Tuesday, March 12, 2002

Can Canceling Long-History Credit Cards Hurt My Credit Score?

Canceling a credit card account with a long history can reduce your credit score if the credit card account had been in good standing for its duration. If your longstanding credit card account costs nothing to keep open and your payment record on the account is good, consider keeping the credit card account open instead, if possible, to keep your credit score from taking a knock.

Credit Score Impact

    Credit scores are calculated according to a consumers payment and credit history, types of credit accounts, new credit accounts, credit inquiries and credit card ratios of available credit to current debt. Canceling a credit card account with a long history impacts your credit and payment history and potentially the type of credit and credit-to-debt ratio aspects of your credit score. Credit scoring agencies weigh payment history the most heavily in factoring a credit score -- 35 percent. Credit-to-debt ratio is next in importance, totaling 30 percent of an overall credit score, followed by credit history at 15 percent and types of credit at 10 percent. These figures are approximate, as credit scoring agencies closely guard their scoring formulas.

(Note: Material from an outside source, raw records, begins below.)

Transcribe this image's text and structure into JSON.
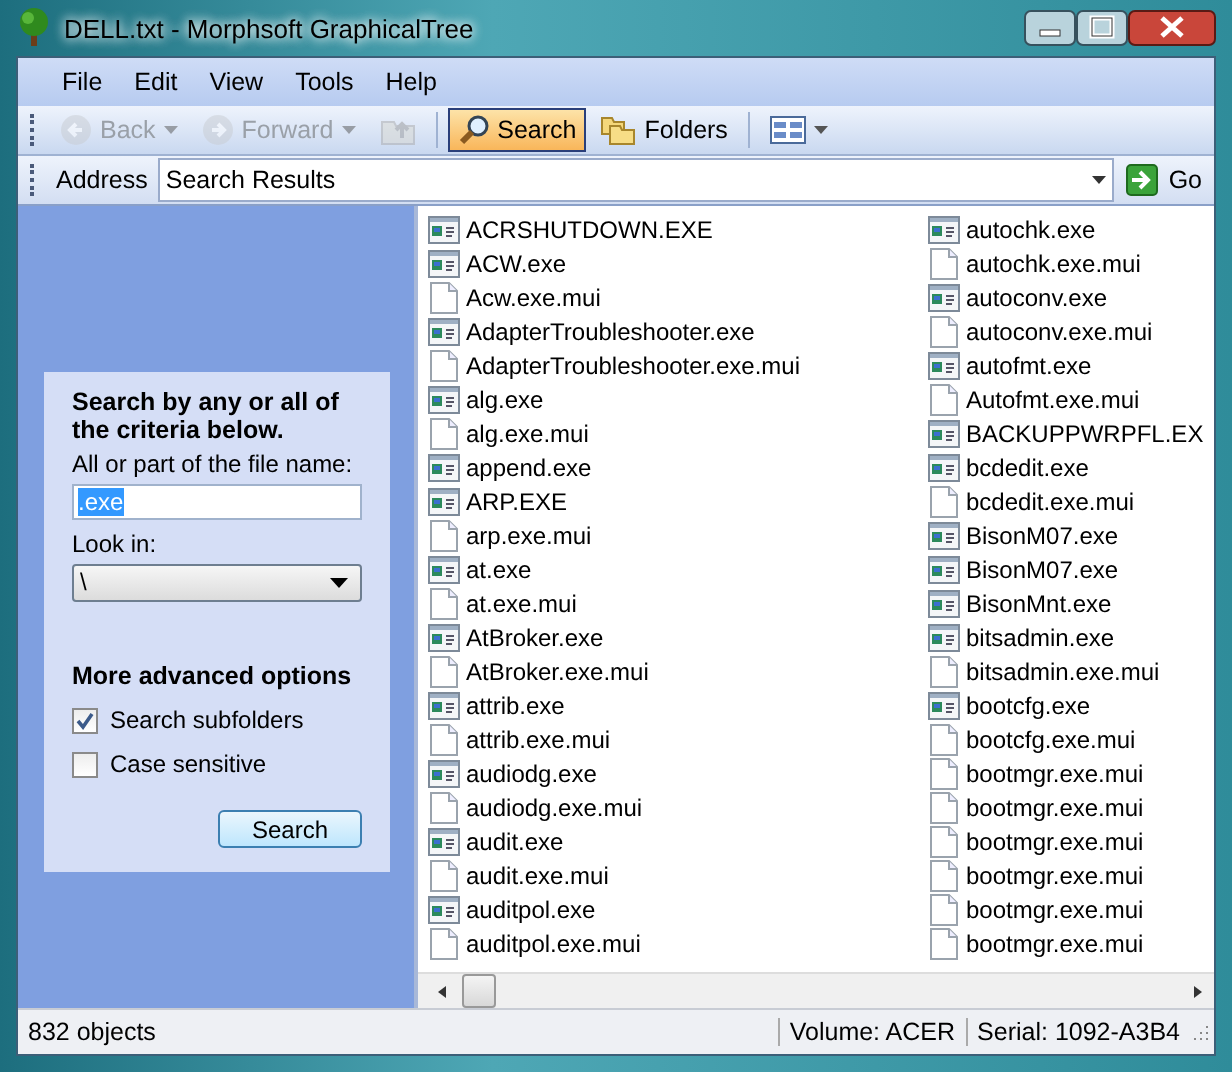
{
  "window": {
    "title": "DELL.txt - Morphsoft GraphicalTree"
  },
  "menu": [
    "File",
    "Edit",
    "View",
    "Tools",
    "Help"
  ],
  "toolbar": [
    {
      "kind": "back",
      "label": "Back",
      "disabled": true,
      "selected": false
    },
    {
      "kind": "forward",
      "label": "Forward",
      "disabled": true,
      "selected": false
    },
    {
      "kind": "up",
      "disabled": true,
      "selected": false
    },
    {
      "kind": "search",
      "label": "Search",
      "disabled": false,
      "selected": true
    },
    {
      "kind": "folders",
      "label": "Folders",
      "disabled": false,
      "selected": false
    },
    {
      "kind": "views",
      "disabled": false,
      "selected": false
    }
  ],
  "address": {
    "label": "Address",
    "value": "Search Results",
    "go": "Go"
  },
  "search_pane": {
    "heading": "Search by any or all of the criteria below.",
    "name_label": "All or part of the file name:",
    "name_value": ".exe",
    "look_in_label": "Look in:",
    "look_in_value": "\\",
    "advanced_heading": "More advanced options",
    "options": [
      {
        "label": "Search subfolders",
        "checked": true
      },
      {
        "label": "Case sensitive",
        "checked": false
      }
    ],
    "button": "Search"
  },
  "files": [
    {
      "name": "ACRSHUTDOWN.EXE",
      "kind": "exe"
    },
    {
      "name": "ACW.exe",
      "kind": "exe"
    },
    {
      "name": "Acw.exe.mui",
      "kind": "file"
    },
    {
      "name": "AdapterTroubleshooter.exe",
      "kind": "exe"
    },
    {
      "name": "AdapterTroubleshooter.exe.mui",
      "kind": "file"
    },
    {
      "name": "alg.exe",
      "kind": "exe"
    },
    {
      "name": "alg.exe.mui",
      "kind": "file"
    },
    {
      "name": "append.exe",
      "kind": "exe"
    },
    {
      "name": "ARP.EXE",
      "kind": "exe"
    },
    {
      "name": "arp.exe.mui",
      "kind": "file"
    },
    {
      "name": "at.exe",
      "kind": "exe"
    },
    {
      "name": "at.exe.mui",
      "kind": "file"
    },
    {
      "name": "AtBroker.exe",
      "kind": "exe"
    },
    {
      "name": "AtBroker.exe.mui",
      "kind": "file"
    },
    {
      "name": "attrib.exe",
      "kind": "exe"
    },
    {
      "name": "attrib.exe.mui",
      "kind": "file"
    },
    {
      "name": "audiodg.exe",
      "kind": "exe"
    },
    {
      "name": "audiodg.exe.mui",
      "kind": "file"
    },
    {
      "name": "audit.exe",
      "kind": "exe"
    },
    {
      "name": "audit.exe.mui",
      "kind": "file"
    },
    {
      "name": "auditpol.exe",
      "kind": "exe"
    },
    {
      "name": "auditpol.exe.mui",
      "kind": "file"
    },
    {
      "name": "autochk.exe",
      "kind": "exe"
    },
    {
      "name": "autochk.exe.mui",
      "kind": "file"
    },
    {
      "name": "autoconv.exe",
      "kind": "exe"
    },
    {
      "name": "autoconv.exe.mui",
      "kind": "file"
    },
    {
      "name": "autofmt.exe",
      "kind": "exe"
    },
    {
      "name": "Autofmt.exe.mui",
      "kind": "file"
    },
    {
      "name": "BACKUPPWRPFL.EX",
      "kind": "exe"
    },
    {
      "name": "bcdedit.exe",
      "kind": "exe"
    },
    {
      "name": "bcdedit.exe.mui",
      "kind": "file"
    },
    {
      "name": "BisonM07.exe",
      "kind": "exe"
    },
    {
      "name": "BisonM07.exe",
      "kind": "exe"
    },
    {
      "name": "BisonMnt.exe",
      "kind": "exe"
    },
    {
      "name": "bitsadmin.exe",
      "kind": "exe"
    },
    {
      "name": "bitsadmin.exe.mui",
      "kind": "file"
    },
    {
      "name": "bootcfg.exe",
      "kind": "exe"
    },
    {
      "name": "bootcfg.exe.mui",
      "kind": "file"
    },
    {
      "name": "bootmgr.exe.mui",
      "kind": "file"
    },
    {
      "name": "bootmgr.exe.mui",
      "kind": "file"
    },
    {
      "name": "bootmgr.exe.mui",
      "kind": "file"
    },
    {
      "name": "bootmgr.exe.mui",
      "kind": "file"
    },
    {
      "name": "bootmgr.exe.mui",
      "kind": "file"
    },
    {
      "name": "bootmgr.exe.mui",
      "kind": "file"
    }
  ],
  "status_bar": {
    "count": "832 objects",
    "volume": "Volume: ACER",
    "serial": "Serial: 1092-A3B4"
  }
}
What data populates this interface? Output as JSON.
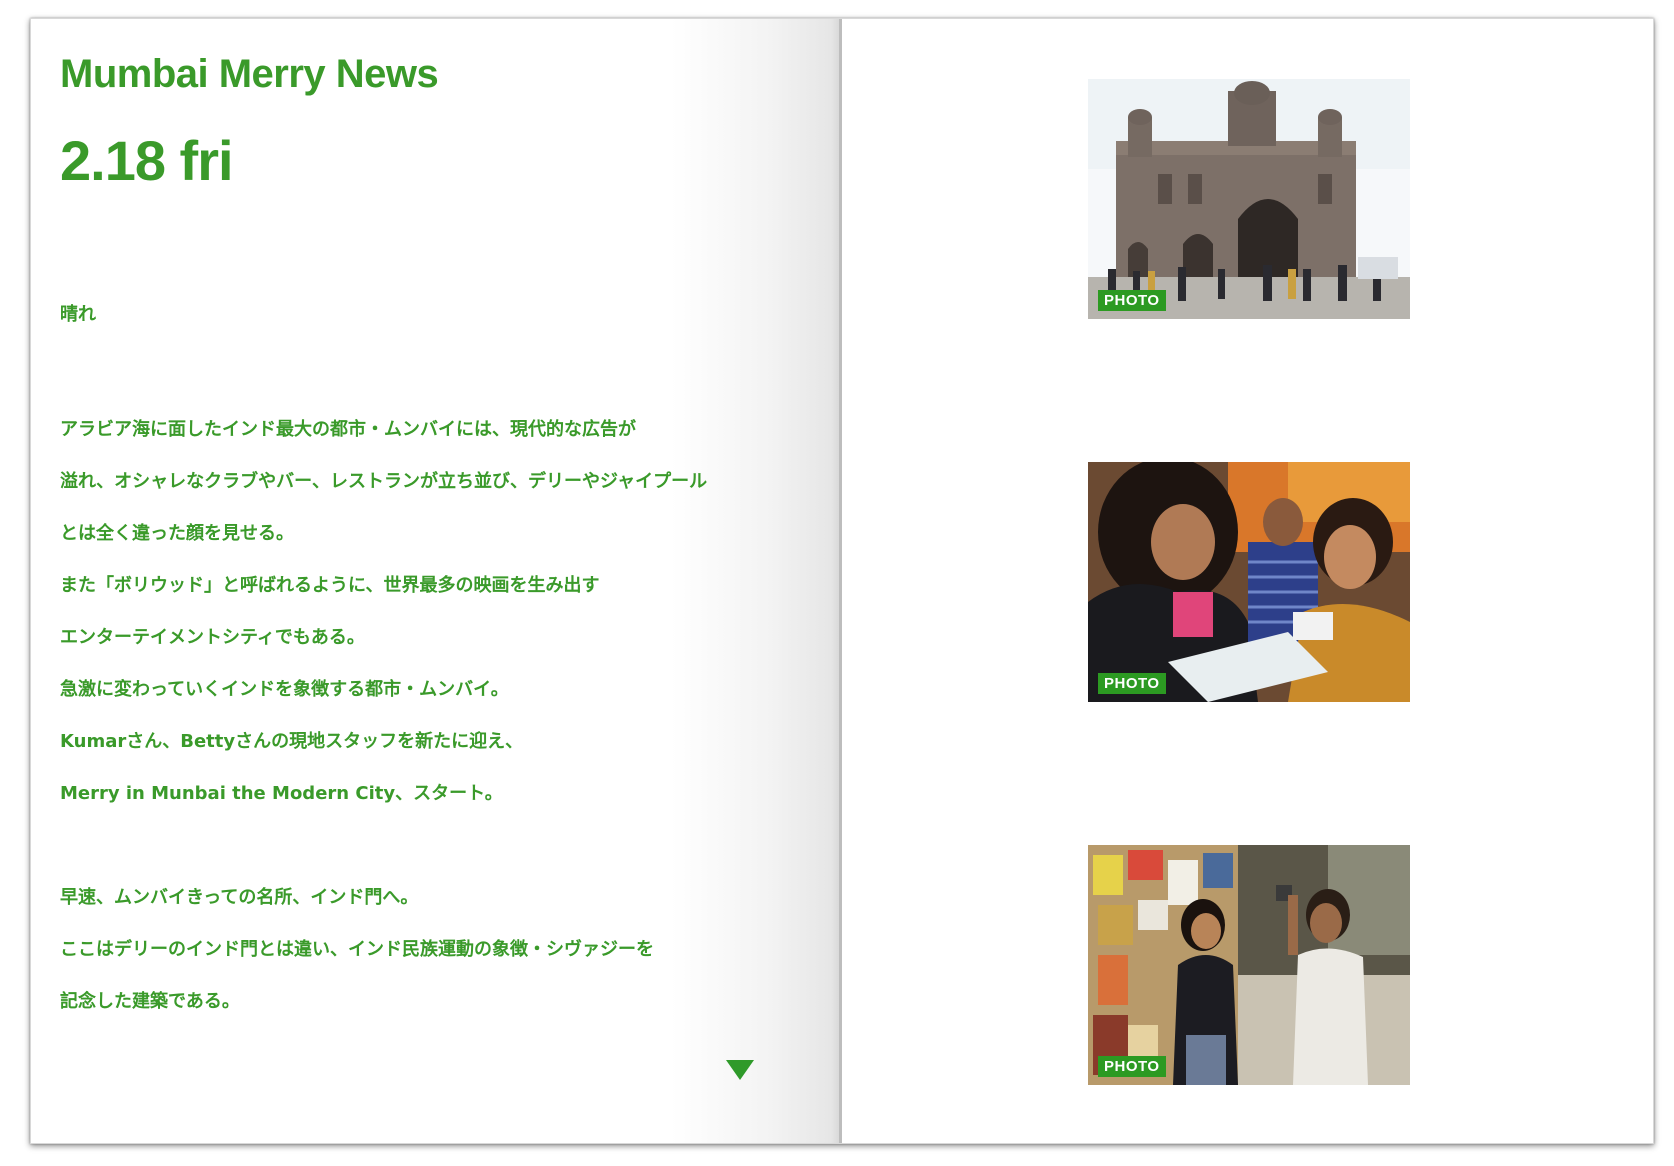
{
  "header": {
    "title": "Mumbai Merry News",
    "date": "2.18 fri"
  },
  "weather": "晴れ",
  "body_lines": [
    "アラビア海に面したインド最大の都市・ムンバイには、現代的な広告が",
    "溢れ、オシャレなクラブやバー、レストランが立ち並び、デリーやジャイプール",
    "とは全く違った顔を見せる。",
    "また「ボリウッド」と呼ばれるように、世界最多の映画を生み出す",
    "エンターテイメントシティでもある。",
    "急激に変わっていくインドを象徴する都市・ムンバイ。",
    "Kumarさん、Bettyさんの現地スタッフを新たに迎え、",
    "Merry in Munbai the Modern City、スタート。",
    "",
    "早速、ムンバイきっての名所、インド門へ。",
    "ここはデリーのインド門とは違い、インド民族運動の象徴・シヴァジーを",
    "記念した建築である。"
  ],
  "photos": [
    {
      "badge": "PHOTO",
      "subject": "gateway-of-india"
    },
    {
      "badge": "PHOTO",
      "subject": "women-writing"
    },
    {
      "badge": "PHOTO",
      "subject": "street-interview"
    }
  ],
  "colors": {
    "accent_green": "#3a9a2a",
    "badge_green": "#2c9a22"
  }
}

Credit History/Payment History

    According to credit reporting agencies, credit history is different from payment history. Credit history indicates the length of time you have maintained credit accounts, including credit cards, mortgages and other installment loans. Canceling credit card accounts that youve had open for a long time can potentially decreases your overall credit history. The impact on the credit history category of your credit score will be less substantial if you keep open other credit card accounts with similar long histories. Credit card accounts with long, positive payment histories illustrate responsible credit management to potential lenders.

Types of Accounts

    Credit card accounts are revolving accounts, which means they can stay open indefinitely. Installment loans, such as car loans and mortgages, on the other hand, close when the account gets paid off in full. Potential creditors prefer to see a mixture of revolving and installment loans on a credit report. Closing credit card accounts with long histories can skew the mixture of credit accounts factored into your credit score, ultimately lowering your score.

Credit-to-Debt Ratio

    Canceling a credit card account with a long or short history usually immediately impacts your overall credit-to-debt ratio, affecting your credit score. This calculation expresses your total outstanding debt in relation to the total amount of credit available to your overall accounts. The available-credit portion of your credit-to-debt ratio falls when you close the credit card account if you had a low balance on the card.